I'm trying to fix a server that won't boot with all four of its CPUs installed. It is a Primergy RX600 R6. It will boot fine with CPU 1 and 3 in their sockets, but if I plug in sockets 2 and/or 4, the machine refuses to boot. Gives the error "PSU Pctrl Fail 31.12.2018 15:59:25" and switches itself back off.
I've actually got three machines that all do this same problem. No matter what I try, nothing will make it boot with the four CPUs in. Have swapped parts to the point everything has been replaced. New PSUs, New mobo, new CPUs and new memory risers. I thought maybe some of the DIMMs are bad, but after testing each module in the known working 2 CPU configuration, I'm less inclined to think there's anything wrong with them. All the RAM will work to make the two CPU setup boot, but with the four CPUs, it gives that same PS Pctrl error every time, even with the minimum of RAM installed.
To walk you through what happened, there was a power event on one of our RX600 R6 units. The board got fried by a failing PSU. We replaced the entire unit, swapped over the DIMMs and CPUs from the dead one, and that's where the problem of not booting all four CPUs started. We thought maybe the CPUs were damaged, so we put all new ones in. Still the same error. Systematically replaced every part that had formerly been in that damaged unit, to the point the new machine had all new risers and CPUs. Still the same error. So we tried using another machine. Still the same error.

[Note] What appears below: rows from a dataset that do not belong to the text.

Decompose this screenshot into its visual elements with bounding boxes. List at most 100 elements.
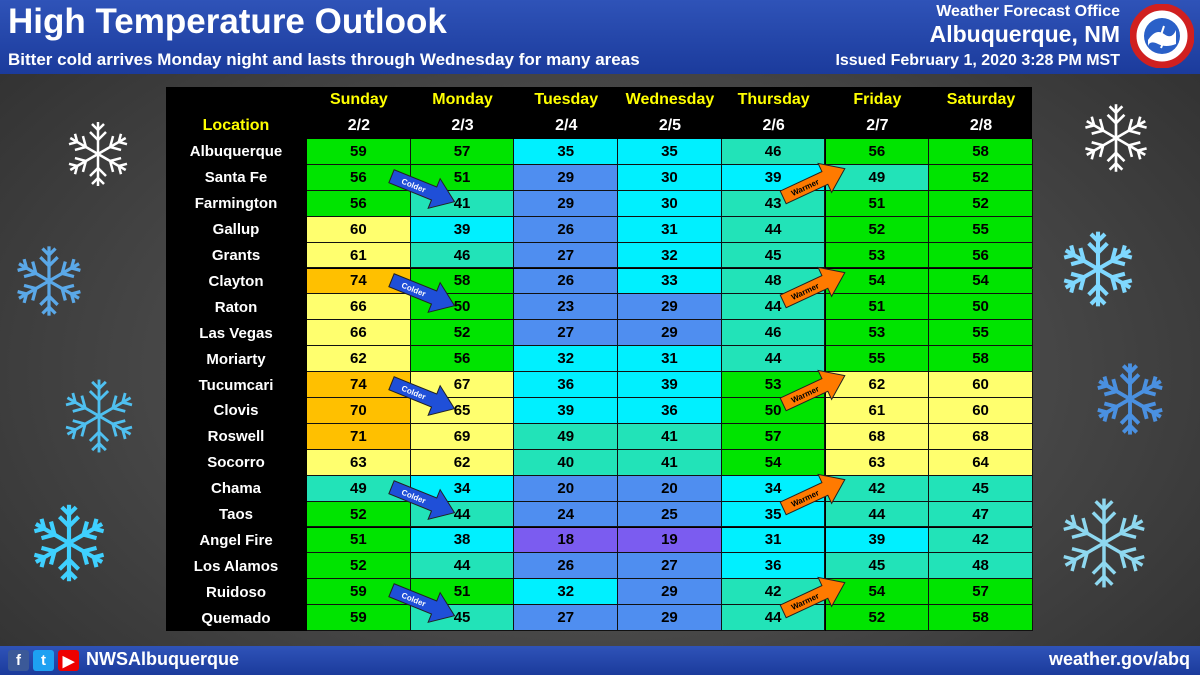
warmer-arrow: Warmer	[779, 162, 846, 205]
temp-cell: 33	[618, 268, 722, 295]
temp-cell: 39	[514, 398, 619, 424]
temp-cell: 43	[721, 190, 826, 217]
location-name: Angel Fire	[199, 531, 273, 549]
day-header: Tuesday	[534, 91, 599, 108]
temp-cell: 24	[514, 501, 619, 528]
temp-cell: 35	[514, 139, 619, 165]
date-header: 2/4	[555, 117, 578, 134]
temp-cell: 63	[307, 449, 411, 476]
temp-cell: 50	[929, 294, 1033, 321]
temp-cell: 26	[514, 553, 619, 580]
location-name: Los Alamos	[193, 557, 279, 575]
temp-cell: 18	[514, 527, 619, 554]
temp-cell: 44	[410, 553, 515, 580]
temp-cell: 42	[929, 527, 1033, 554]
temp-cell: 47	[929, 501, 1033, 528]
temp-cell: 69	[410, 423, 515, 450]
location-name: Ruidoso	[206, 583, 266, 601]
temp-cell: 56	[929, 242, 1033, 269]
temp-cell: 62	[307, 346, 411, 373]
temp-cell: 19	[618, 527, 722, 554]
temp-cell: 59	[307, 139, 411, 165]
temp-cell: 52	[825, 216, 930, 243]
temp-cell: 52	[307, 553, 411, 580]
temp-cell: 63	[825, 449, 930, 476]
temp-cell: 57	[721, 423, 826, 450]
temp-cell: 27	[618, 553, 722, 580]
temp-cell: 46	[410, 242, 515, 269]
location-name: Chama	[210, 480, 262, 498]
temp-cell: 56	[825, 139, 930, 165]
temp-cell: 29	[514, 190, 619, 217]
temp-cell: 27	[514, 242, 619, 269]
facebook-icon[interactable]: f	[8, 650, 29, 671]
location-name: Las Vegas	[199, 324, 273, 342]
website-link[interactable]: weather.gov/abq	[1048, 649, 1190, 669]
day-header: Friday	[853, 91, 902, 108]
temp-cell: 44	[721, 294, 826, 321]
temp-cell: 55	[929, 320, 1033, 347]
temp-cell: 29	[618, 320, 722, 347]
temp-cell: 52	[825, 605, 930, 632]
office-city: Albuquerque, NM	[929, 21, 1120, 47]
temp-cell: 51	[307, 527, 411, 554]
temp-cell: 51	[825, 294, 930, 321]
colder-arrow: Colder	[387, 479, 455, 520]
temp-cell: 35	[721, 501, 826, 528]
temperature-table: Location Sunday 2/2 Monday 2/3 Tuesday 2/4 Wedn…	[166, 87, 1033, 632]
colder-arrow: Colder	[387, 169, 455, 209]
temp-cell: 58	[929, 139, 1033, 165]
day-header: Saturday	[946, 91, 1016, 108]
youtube-icon[interactable]: ▶	[58, 650, 79, 671]
office-label: Weather Forecast Office	[936, 3, 1120, 20]
temp-cell: 54	[721, 449, 826, 476]
warmer-arrow: Warmer	[779, 369, 846, 412]
temp-cell: 45	[825, 553, 930, 580]
temp-cell: 23	[514, 294, 619, 321]
temp-cell: 29	[618, 294, 722, 321]
temp-cell: 53	[825, 320, 930, 347]
temp-cell: 44	[721, 605, 826, 632]
temp-cell: 30	[618, 164, 722, 191]
temp-cell: 60	[307, 216, 411, 243]
colder-arrow: Colder	[387, 583, 455, 624]
temp-cell: 49	[514, 423, 619, 450]
location-name: Taos	[219, 506, 253, 524]
location-name: Farmington	[194, 195, 278, 213]
temp-cell: 60	[929, 372, 1033, 398]
location-name: Santa Fe	[204, 169, 268, 187]
temp-cell: 52	[929, 190, 1033, 217]
social-handle[interactable]: NWSAlbuquerque	[86, 649, 239, 669]
temp-cell: 52	[929, 164, 1033, 191]
temp-cell: 44	[721, 216, 826, 243]
temp-cell: 29	[618, 579, 722, 606]
temp-cell: 26	[514, 216, 619, 243]
temp-cell: 25	[618, 501, 722, 528]
nws-logo-icon	[1130, 4, 1194, 68]
temp-cell: 51	[825, 190, 930, 217]
location-name: Albuquerque	[189, 143, 283, 161]
temp-cell: 61	[307, 242, 411, 269]
temp-cell: 41	[618, 423, 722, 450]
temp-cell: 26	[514, 268, 619, 295]
day-header: Sunday	[329, 91, 388, 108]
temp-cell: 66	[307, 294, 411, 321]
temp-cell: 39	[825, 527, 930, 554]
temp-cell: 59	[307, 605, 411, 632]
twitter-icon[interactable]: t	[33, 650, 54, 671]
temp-cell: 58	[929, 605, 1033, 632]
location-name: Roswell	[207, 428, 265, 446]
date-header: 2/3	[451, 117, 474, 134]
temp-cell: 64	[929, 449, 1033, 476]
temp-cell: 27	[514, 320, 619, 347]
warmer-arrow: Warmer	[779, 266, 846, 308]
temp-cell: 30	[618, 190, 722, 217]
issued-timestamp: Issued February 1, 2020 3:28 PM MST	[835, 52, 1120, 69]
snowflake-icon	[65, 122, 131, 188]
location-header: Location	[202, 117, 270, 134]
temp-cell: 50	[721, 398, 826, 424]
temp-cell: 31	[618, 346, 722, 373]
page-title: High Temperature Outlook	[8, 2, 447, 41]
temp-cell: 20	[514, 475, 619, 502]
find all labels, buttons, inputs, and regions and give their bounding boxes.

At this point, I was of the opinion that one of the DIMMs was bad, probably damaged in the electrical event. With the machine booting in its working two CPU configuration, I tested each DIMM module, but it booted with no problem. So now I'm at a loss. There doesn't seem to be any option in BIOS to enable those extra CPUs, and I can't even load BIOS with all of them in place. I know it's a longshot, but does anyone have any idea what I might have missed? Seems odd for an issue to be this persistent, and happen on so many different machines. The only commonality are the memory modules, which are from the machine that had the initial problem. Given that they all test as working, I'm not sure what else could be preventing the server from getting past POST.